Aware of the GDPR, and what it means for the privacy of their information, the study report said consumers appear to be willing to take a stand against those organisations that fail to comply, with 58% of UK respondents claiming they would consider legal action.
More than three-quarters (79%) of respondents said they would consider taking their business to another company if the one they were dealing with did not comply with the regulation, while 69% suggested they might report a non-compliant organisation to the relevant industry watchdog.
More than three-quarters of UK consumers (77%) suggested a failure to comply with the GDPR would negatively impact their perception of an organisation.
Intended to improve personal data protection and increase accountability for data breaches, the GDPR presents a significant challenge for organisations that process the personal data of EU citizens, regardless of where the organisation is headquartered.
The survey reveals businesses are concerned the new data privacy regulations will have a negative impact on their operations and international relations, and that there are a number of reasons why organisations may have more to fear from the GDPR than just consumer action and fines.
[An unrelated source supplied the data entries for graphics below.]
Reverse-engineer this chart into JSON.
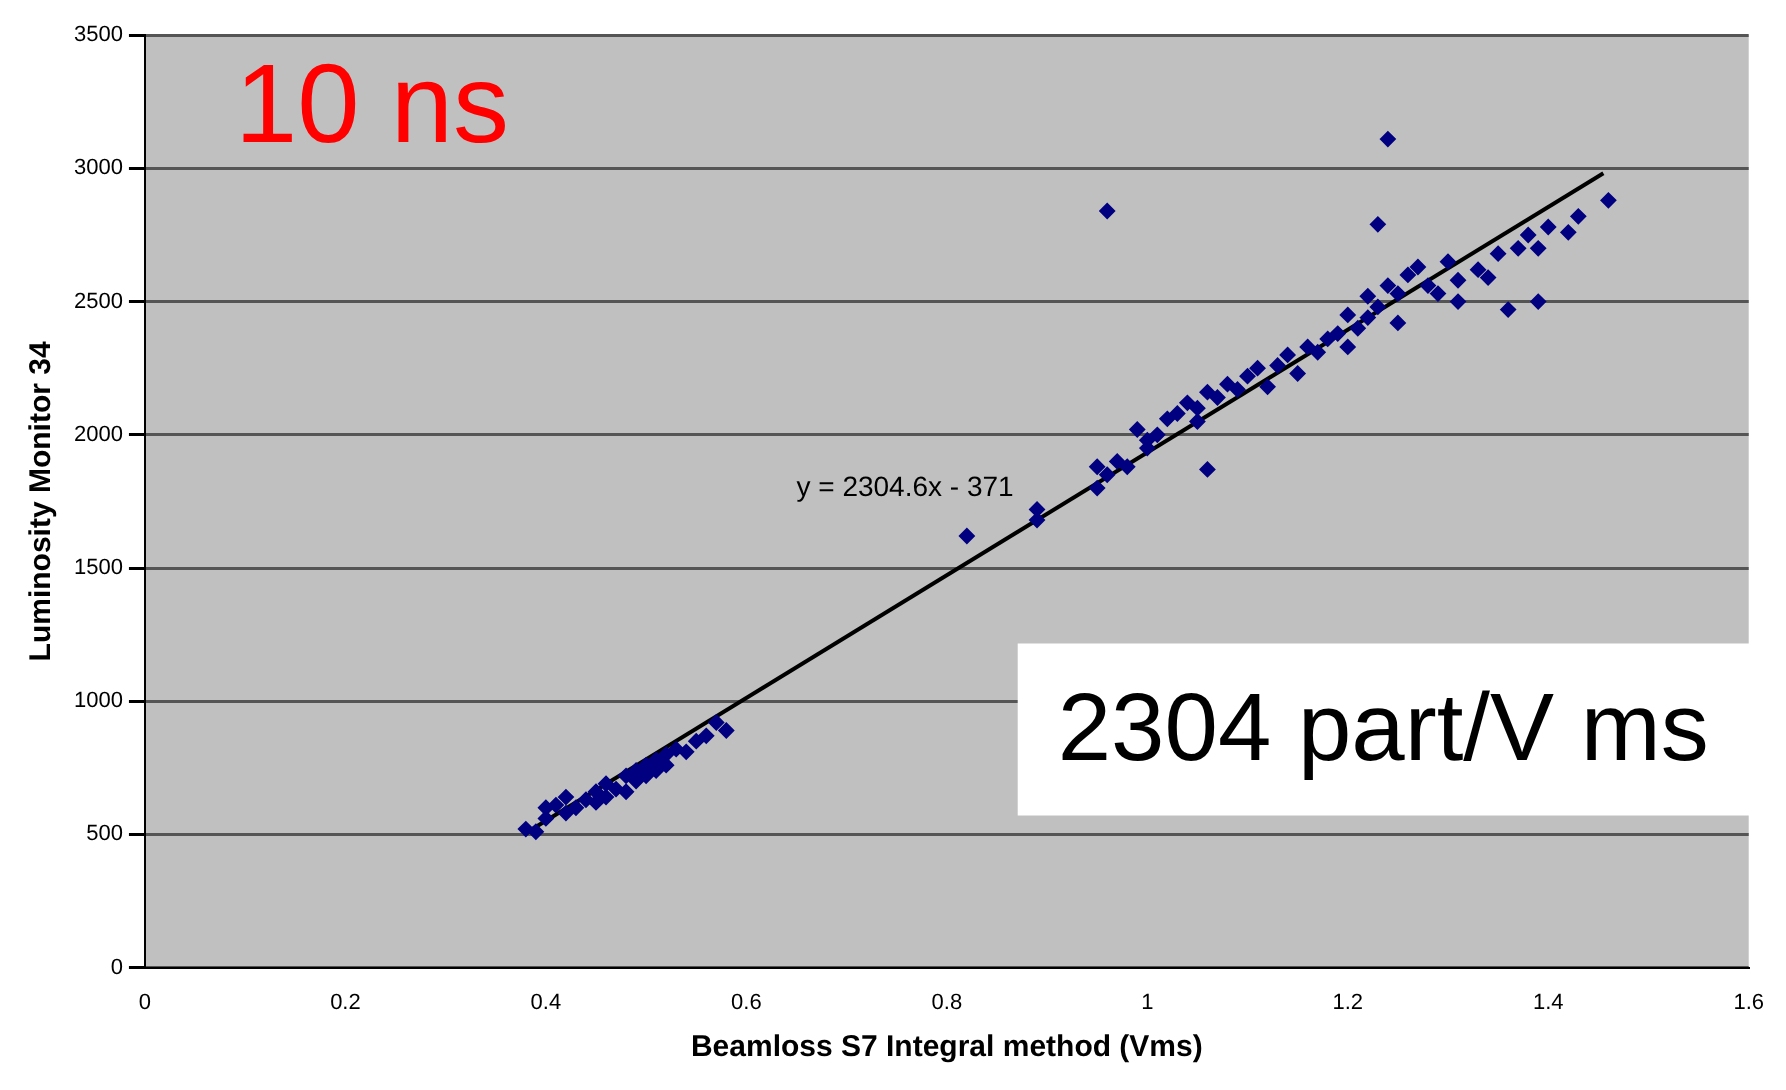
{
  "chart_data": {
    "type": "scatter",
    "xlabel": "Beamloss S7 Integral method (Vms)",
    "ylabel": "Luminosity Monitor 34",
    "xlim": [
      0,
      1.6
    ],
    "xticks": [
      0,
      0.2,
      0.4,
      0.6,
      0.8,
      1,
      1.2,
      1.4,
      1.6
    ],
    "ylim": [
      0,
      3500
    ],
    "yticks": [
      0,
      500,
      1000,
      1500,
      2000,
      2500,
      3000,
      3500
    ],
    "grid": "y",
    "legend": false,
    "annotations": [
      "10 ns",
      "2304 part/V ms",
      "y = 2304.6x - 371"
    ],
    "series": [
      {
        "type": "scatter",
        "marker": "diamond",
        "color": "#000080",
        "x": [
          0.38,
          0.39,
          0.4,
          0.4,
          0.41,
          0.42,
          0.42,
          0.43,
          0.44,
          0.45,
          0.45,
          0.46,
          0.46,
          0.47,
          0.48,
          0.48,
          0.49,
          0.49,
          0.5,
          0.5,
          0.51,
          0.51,
          0.52,
          0.52,
          0.53,
          0.54,
          0.55,
          0.56,
          0.57,
          0.58,
          0.82,
          0.89,
          0.89,
          0.95,
          0.95,
          0.96,
          0.96,
          0.97,
          0.98,
          0.99,
          1.0,
          1.0,
          1.01,
          1.02,
          1.03,
          1.04,
          1.05,
          1.05,
          1.06,
          1.06,
          1.07,
          1.08,
          1.09,
          1.1,
          1.11,
          1.12,
          1.13,
          1.14,
          1.15,
          1.16,
          1.17,
          1.18,
          1.19,
          1.2,
          1.2,
          1.21,
          1.22,
          1.22,
          1.23,
          1.23,
          1.24,
          1.24,
          1.25,
          1.25,
          1.26,
          1.27,
          1.28,
          1.29,
          1.3,
          1.31,
          1.31,
          1.33,
          1.34,
          1.35,
          1.36,
          1.37,
          1.38,
          1.39,
          1.39,
          1.4,
          1.42,
          1.43,
          1.46
        ],
        "values": [
          520,
          510,
          560,
          600,
          610,
          580,
          640,
          600,
          630,
          660,
          620,
          640,
          690,
          670,
          660,
          720,
          700,
          740,
          720,
          760,
          780,
          740,
          800,
          760,
          820,
          810,
          850,
          870,
          920,
          890,
          1620,
          1720,
          1680,
          1800,
          1880,
          1850,
          2840,
          1900,
          1880,
          2020,
          1950,
          1980,
          2000,
          2060,
          2080,
          2120,
          2050,
          2100,
          2160,
          1870,
          2140,
          2190,
          2170,
          2220,
          2250,
          2180,
          2260,
          2300,
          2230,
          2330,
          2310,
          2360,
          2380,
          2330,
          2450,
          2400,
          2440,
          2520,
          2480,
          2790,
          3110,
          2560,
          2530,
          2420,
          2600,
          2630,
          2560,
          2530,
          2650,
          2580,
          2500,
          2620,
          2590,
          2680,
          2470,
          2700,
          2750,
          2700,
          2500,
          2780,
          2760,
          2820,
          2880
        ]
      },
      {
        "type": "line",
        "marker": "none",
        "color": "#000000",
        "x": [
          0.38,
          1.455
        ],
        "values": [
          505,
          2982
        ]
      }
    ]
  }
}
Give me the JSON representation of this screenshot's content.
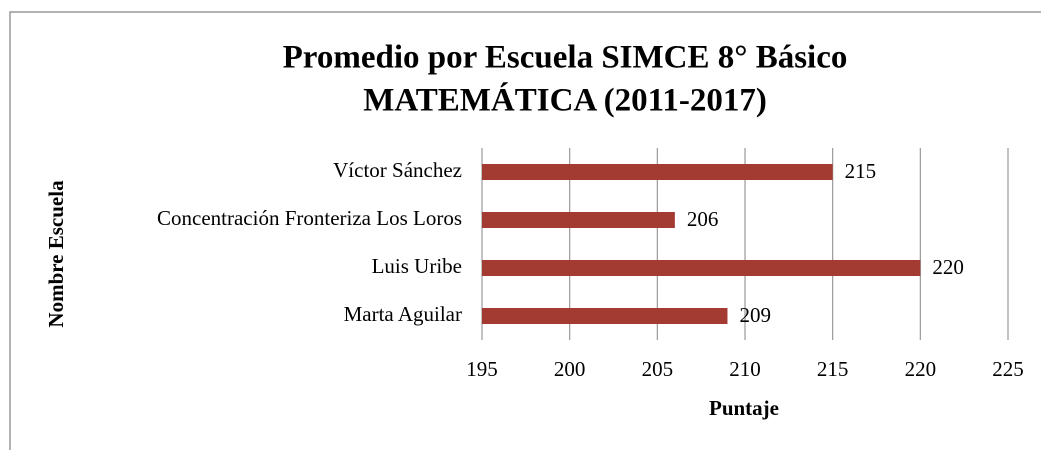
{
  "chart_data": {
    "type": "barh",
    "title": [
      "Promedio por Escuela SIMCE 8° Básico",
      "MATEMÁTICA (2011-2017)"
    ],
    "x_label": "Puntaje",
    "y_label": "Nombre Escuela",
    "categories": [
      "Víctor Sánchez",
      "Concentración Fronteriza Los Loros",
      "Luis Uribe",
      "Marta Aguilar"
    ],
    "values": [
      215,
      206,
      220,
      209
    ],
    "color": "#a33b33",
    "xlim": [
      195,
      225
    ],
    "xticks": [
      195,
      200,
      205,
      210,
      215,
      220,
      225
    ],
    "grid": true
  }
}
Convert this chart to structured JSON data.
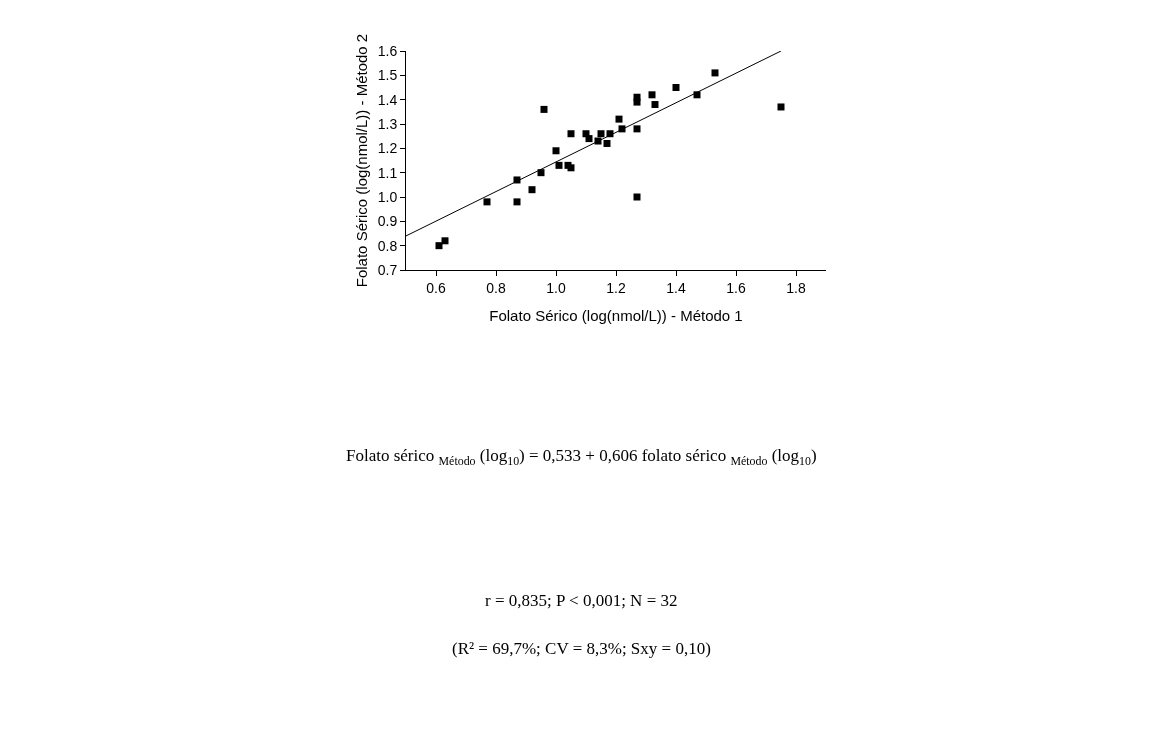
{
  "chart_data": {
    "type": "scatter",
    "xlabel": "Folato Sérico (log(nmol/L)) - Método 1",
    "ylabel": "Folato Sérico (log(nmol/L)) - Método 2",
    "annotations": [
      "Folato sérico $_{Método}$ (log$_{10}$) = 0,533 + 0,606 folato sérico $_{Método}$ (log$_{10}$)",
      "r = 0,835; P < 0,001; N = 32",
      "(R² = 69,7%; CV = 8,3%; Sxy = 0,10)"
    ],
    "series": [
      {
        "color": "#000000",
        "marker": "square",
        "x": [
          0.61,
          0.63,
          0.77,
          0.87,
          0.87,
          0.92,
          0.95,
          0.96,
          1.0,
          1.01,
          1.04,
          1.05,
          1.05,
          1.1,
          1.11,
          1.14,
          1.15,
          1.17,
          1.18,
          1.21,
          1.22,
          1.27,
          1.27,
          1.27,
          1.27,
          1.32,
          1.33,
          1.4,
          1.47,
          1.53,
          1.75
        ],
        "values": [
          0.8,
          0.82,
          0.98,
          0.98,
          1.07,
          1.03,
          1.1,
          1.36,
          1.19,
          1.13,
          1.13,
          1.12,
          1.26,
          1.26,
          1.24,
          1.23,
          1.26,
          1.22,
          1.26,
          1.32,
          1.28,
          1.28,
          1.39,
          1.41,
          1.0,
          1.42,
          1.38,
          1.45,
          1.42,
          1.51,
          1.37
        ]
      },
      {
        "type": "line",
        "color": "#000000",
        "line_style": "solid",
        "x": [
          0.5,
          1.75
        ],
        "values": [
          0.84,
          1.6
        ]
      }
    ],
    "xlim": [
      0.5,
      1.9
    ],
    "xticks": [
      0.6,
      0.8,
      {
        "value": 1,
        "label": "1.0"
      },
      1.2,
      1.4,
      1.6,
      1.8
    ],
    "ylim": [
      0.7,
      1.6
    ],
    "yticks": [
      0.7,
      0.8,
      0.9,
      {
        "value": 1,
        "label": "1.0"
      },
      1.1,
      1.2,
      1.3,
      1.4,
      1.5,
      1.6
    ],
    "legend": false
  }
}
Some 63% of UK-based organisations believe implementing measures to become GDPR-compliant will increase the level of complexity and bureaucracy in their business.
Almost half (49%) are concerned the GDPR will hinder their organisation’s innovation to some degree, and one in five (21%) expect GDPR to have a negative impact on relationships with their international partners.
While 22% of UK businesses believe the GDPR will lead to fewer data breaches, almost a third (32%) are concerned its implementation will actually result in an increased number of breaches.